The formula explained
All conversions are anchored to the hectopascal. From hPa the factors are: \(\text{inHg} = \text{hPa} \times 0.02953\), \(\text{mmHg} = \text{hPa} \times 0.750062\), \(\text{psi} = \text{hPa} \times 0.0145038\), and \(\text{mb} = \text{hPa}\) (they are defined as equal). When you enter a value in another unit, the converter divides by the matching factor to get hPa first.
Worked example
Suppose your barometer reads 1013.25 hPa. Then $$\text{inHg} = 1013.25 \times 0.02953 \approx 29.92,$$ $$\text{mmHg} = 1013.25 \times 0.750062 \approx 760.0,$$ and $$\text{psi} = 1013.25 \times 0.0145038 \approx 14.696.$$ The millibar value is simply 1013.25 mb.
Interpreting Your Pressure Reading
Once you convert your measurement into a common weather unit, the number tells you something about the state of the atmosphere overhead. Meteorologists most often report pressure in hectopascals (hPa), which are numerically identical to millibars (mb): \(1\ \text{hPa} = 1\ \text{mb}\). Aviation and U.S. weather reports frequently use inches of mercury (inHg) instead.
The standard reference
The internationally defined standard sea-level atmospheric pressure is 1013.25 hPa. This single value is the agreed reference point used to define one standard atmosphere, and it equals approximately 29.92 inHg, 760 mmHg, and 14.696 psi. When a barometer reads close to this figure, the atmosphere is near its average sea-level state.
Typical sea-level range
At sea level, barometric pressure normally fluctuates within roughly 980–1030 hPa as weather systems move through. Readings outside this band do occur—deep storms and powerful anticyclones can push beyond it—but the great majority of day-to-day values fall inside it.
What the value suggests about the weather
- Low pressure (below about 1000 hPa): generally associated with rising air, clouds, wind, and unsettled or stormy weather. The lower and more rapidly falling the reading, the more vigorous the system tends to be; tropical cyclones can drop well below 950 hPa.
- Near standard (about 1000–1020 hPa): typical, often changeable conditions—the trend (rising or falling) matters more than the exact value.

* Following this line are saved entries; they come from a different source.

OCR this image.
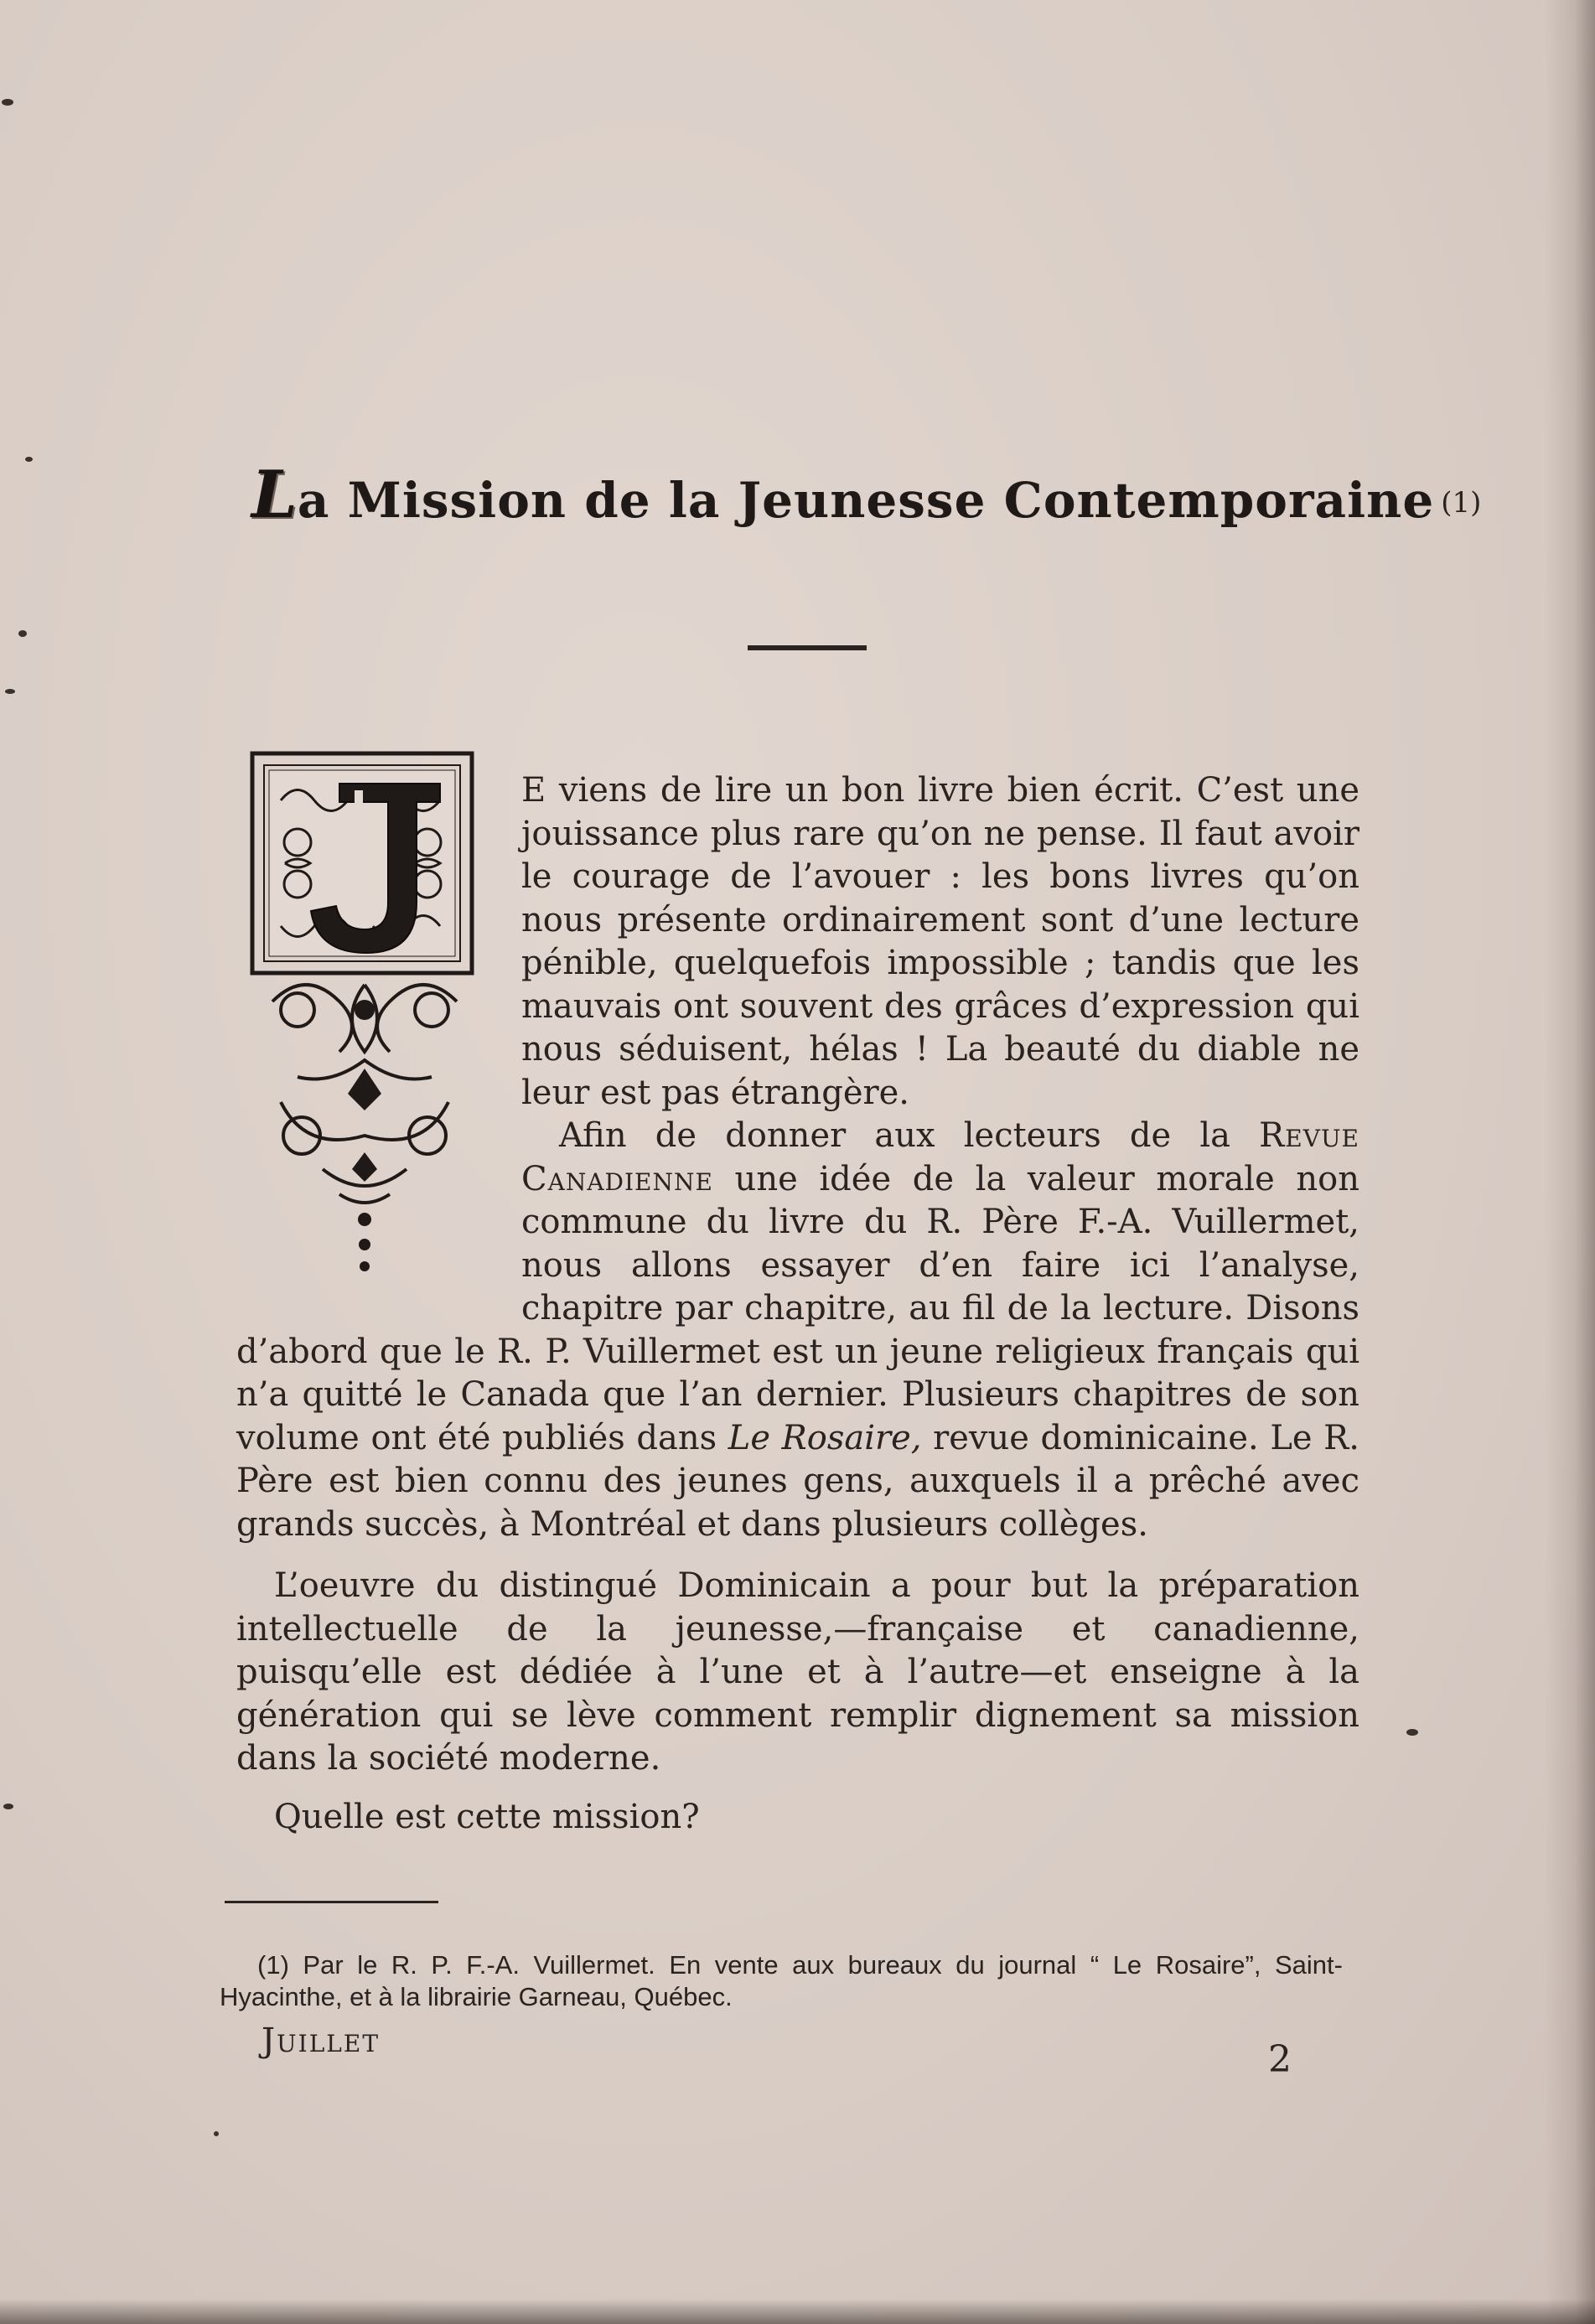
La Mission de la Jeunesse Contemporaine (1)

E viens de lire un bon livre bien écrit. C’est une jouissance plus rare qu’on ne pense. Il faut avoir le courage de l’avouer : les bons livres qu’on nous présente ordinairement sont d’une lecture pénible, quelquefois impossible ; tandis que les mauvais ont souvent des grâces d’expression qui nous séduisent, hélas ! La beauté du diable ne leur est pas étrangère.

Afin de donner aux lecteurs de la Revue Canadienne une idée de la valeur morale non commune du livre du R. Père F.-A. Vuillermet, nous allons essayer d’en faire ici l’analyse, chapitre par chapitre, au fil de la lecture. Disons d’abord que le R. P. Vuillermet est un jeune religieux français qui n’a quitté le Canada que l’an dernier. Plusieurs chapitres de son volume ont été publiés dans Le Rosaire, revue dominicaine. Le R. Père est bien connu des jeunes gens, auxquels il a prêché avec grands succès, à Montréal et dans plusieurs collèges.

L’oeuvre du distingué Dominicain a pour but la préparation intellectuelle de la jeunesse,—française et canadienne, puisqu’elle est dédiée à l’une et à l’autre—et enseigne à la génération qui se lève comment remplir dignement sa mission dans la société moderne.

Quelle est cette mission?

(1) Par le R. P. F.-A. Vuillermet. En vente aux bureaux du journal “ Le Rosaire”, Saint-Hyacinthe, et à la librairie Garneau, Québec.
Juillet	2
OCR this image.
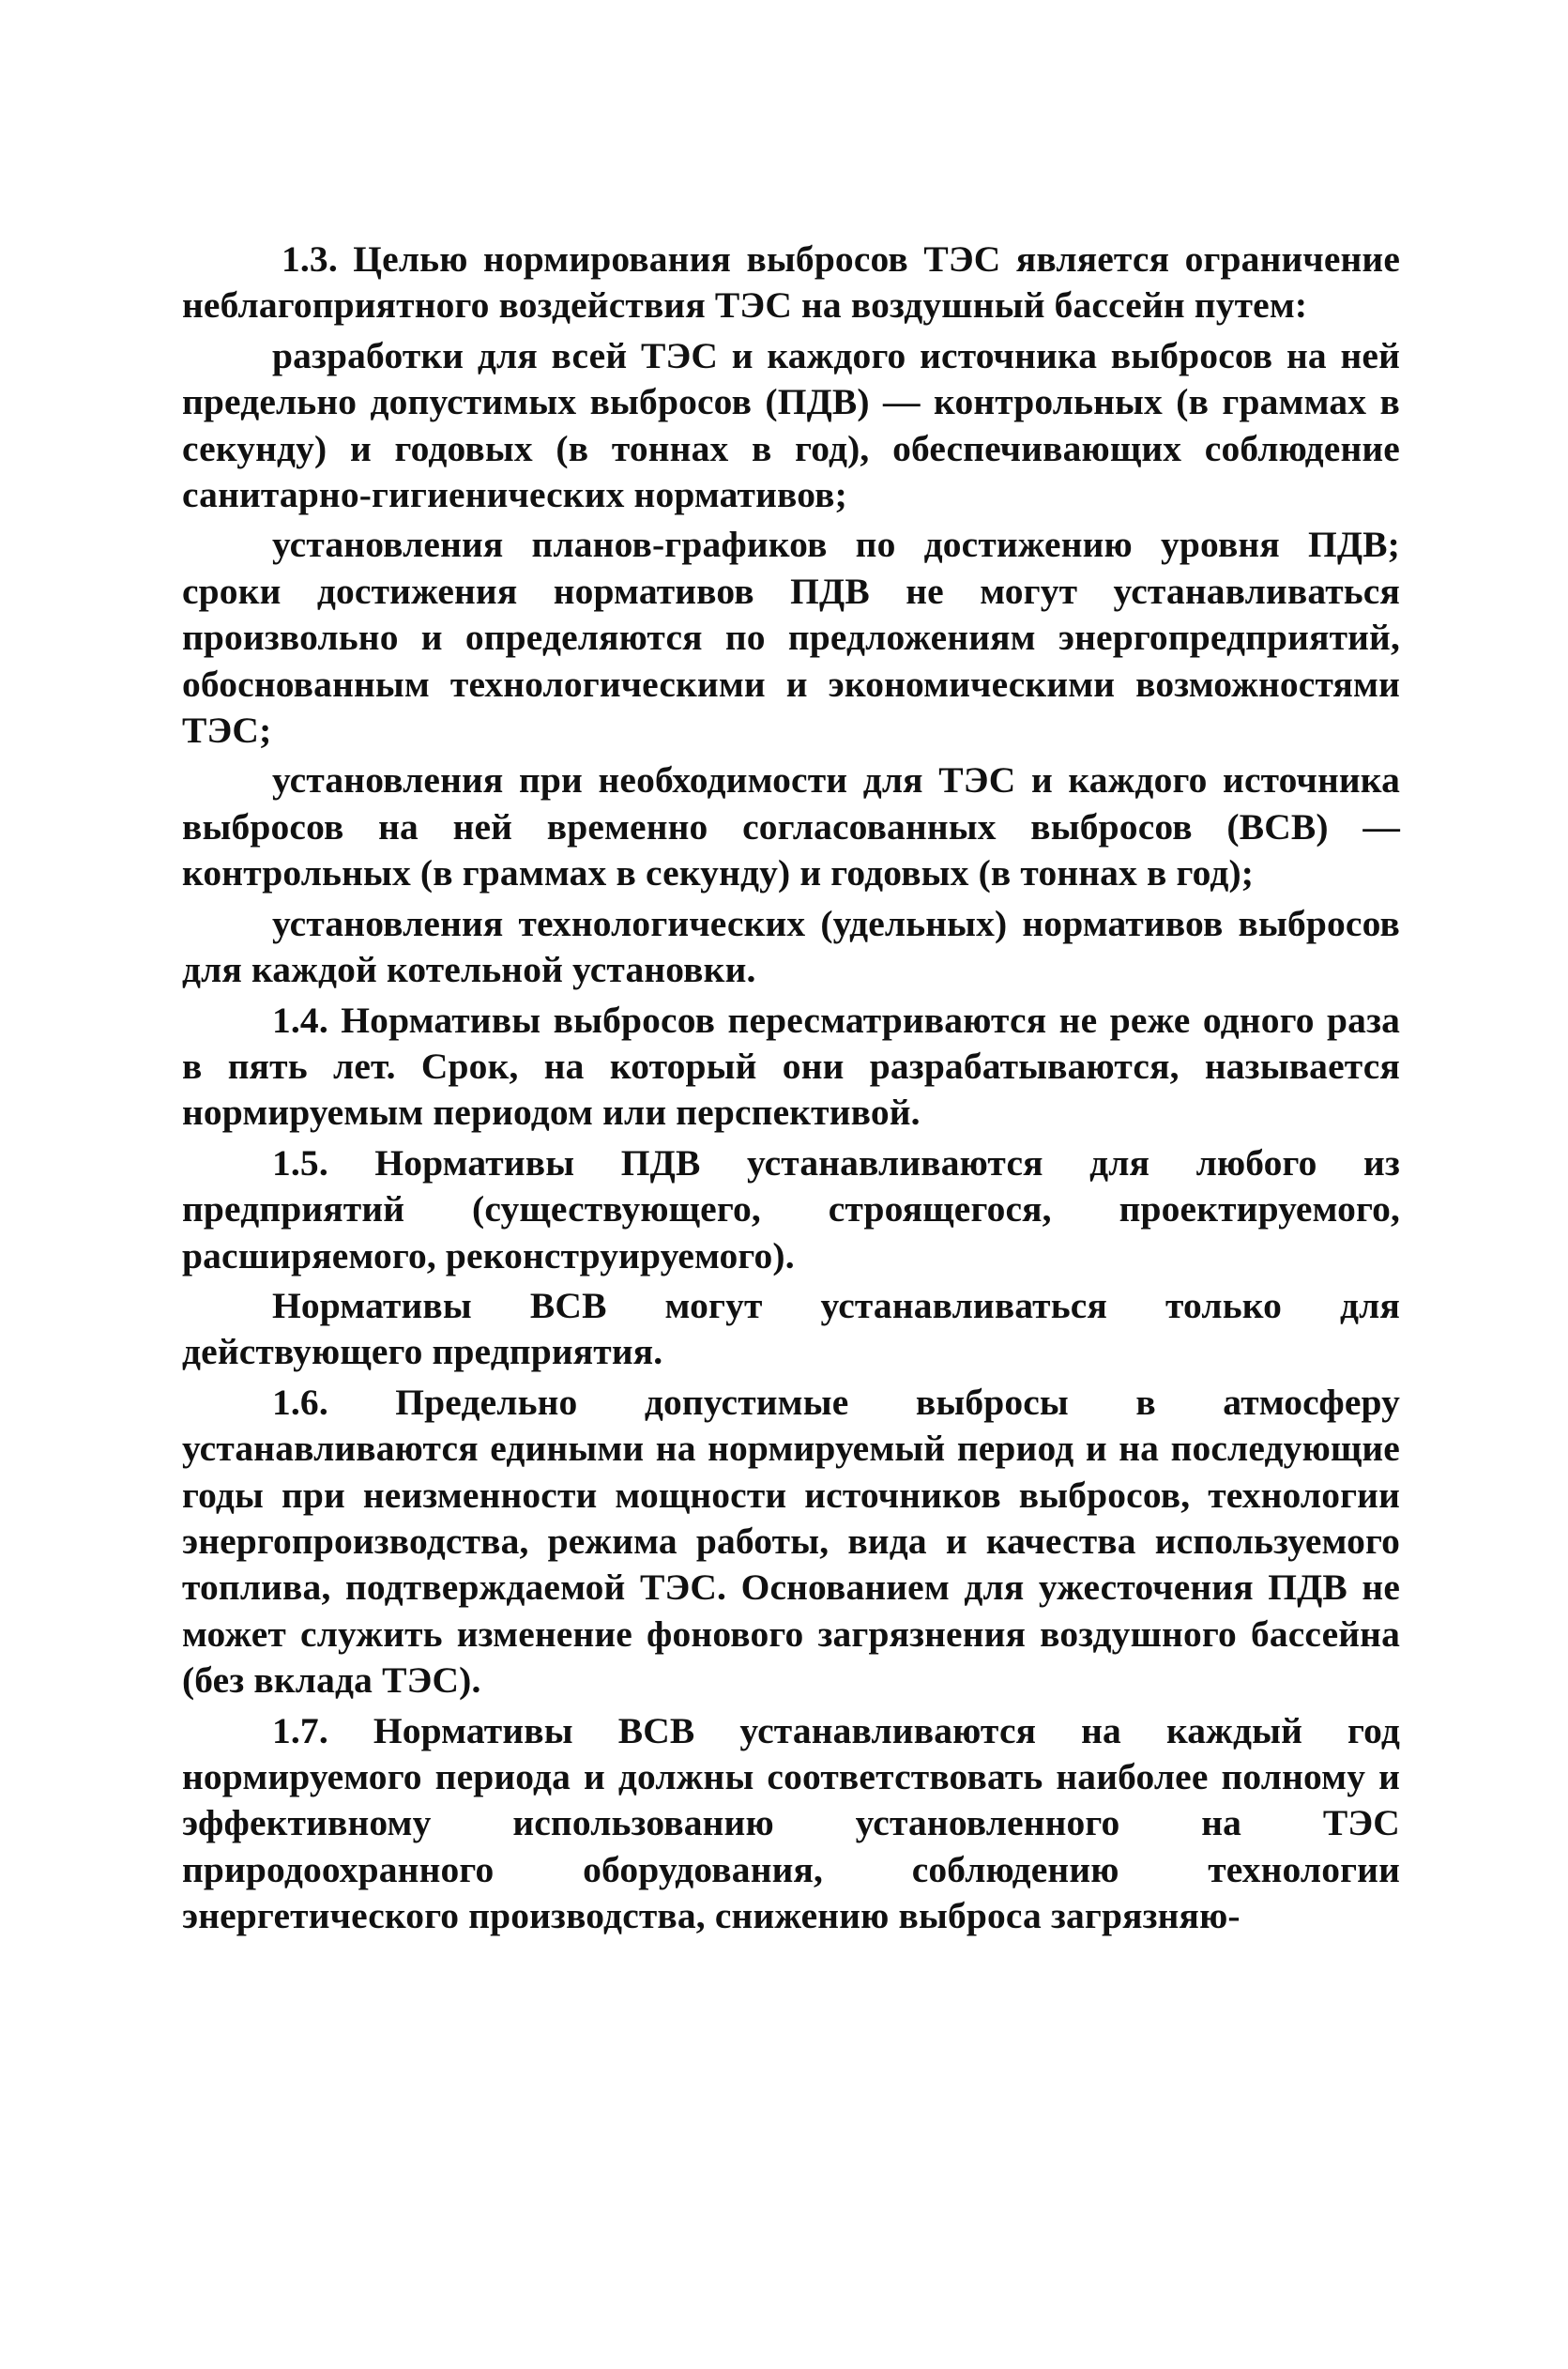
1.3. Целью нормирования выбросов ТЭС является ограничение неблагоприятного воздействия ТЭС на воздушный бассейн путем:

разработки для всей ТЭС и каждого источника выбросов на ней предельно допустимых выбросов (ПДВ) — контрольных (в граммах в секунду) и годовых (в тоннах в год), обеспечивающих соблюдение санитарно-гигиенических нормативов;

установления планов-графиков по достижению уровня ПДВ; сроки достижения нормативов ПДВ не могут устанавливаться произвольно и определяются по предложениям энергопредприятий, обоснованным технологическими и экономическими возможностями ТЭС;

установления при необходимости для ТЭС и каждого источника выбросов на ней временно согласованных выбросов (ВСВ) — контрольных (в граммах в секунду) и годовых (в тоннах в год);

установления технологических (удельных) нормативов выбросов для каждой котельной установки.

1.4. Нормативы выбросов пересматриваются не реже одного раза в пять лет. Срок, на который они разрабатываются, называется нормируемым периодом или перспективой.

1.5. Нормативы ПДВ устанавливаются для любого из предприятий (существующего, строящегося, проектируемого, расширяемого, реконструируемого).

Нормативы ВСВ могут устанавливаться только для действующего предприятия.

1.6. Предельно допустимые выбросы в атмосферу устанавливаются едиными на нормируемый период и на последующие годы при неизменности мощности источников выбросов, технологии энергопроизводства, режима работы, вида и качества используемого топлива, подтверждаемой ТЭС. Основанием для ужесточения ПДВ не может служить изменение фонового загрязнения воздушного бассейна (без вклада ТЭС).

1.7. Нормативы ВСВ устанавливаются на каждый год нормируемого периода и должны соответствовать наиболее полному и эффективному использованию установленного на ТЭС природоохранного оборудования, соблюдению технологии энергетического производства, снижению выброса загрязняю-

- High pressure (above about 1020 hPa): generally associated with sinking air that suppresses cloud formation, bringing settled, fair, and often calm weather.
It is worth noting that the direction and speed of change are usually more informative than any single reading. A steadily falling barometer signals deteriorating conditions, while a rising barometer suggests improving weather, regardless of whether the absolute value is slightly above or below 1013.25 hPa.
Two cautions when interpreting raw values: surface stations report pressure adjusted ("reduced") to sea level so that locations at different elevations can be compared—an un-reduced reading taken at altitude will be considerably lower. This is general weather-interpretation information, not a substitute for an official forecast.
FAQ
Is hPa the same as millibar? Yes — \(1\ \text{hPa} = 1\ \text{mb}\) exactly, so the numbers are always identical.
What is standard sea-level pressure? 1013.25 hPa, which is 29.92 inHg or 760 mmHg.
Why does the US use inHg? It is a historical convention from mercury barometers; aviation altimeters in the US are set in inches of mercury.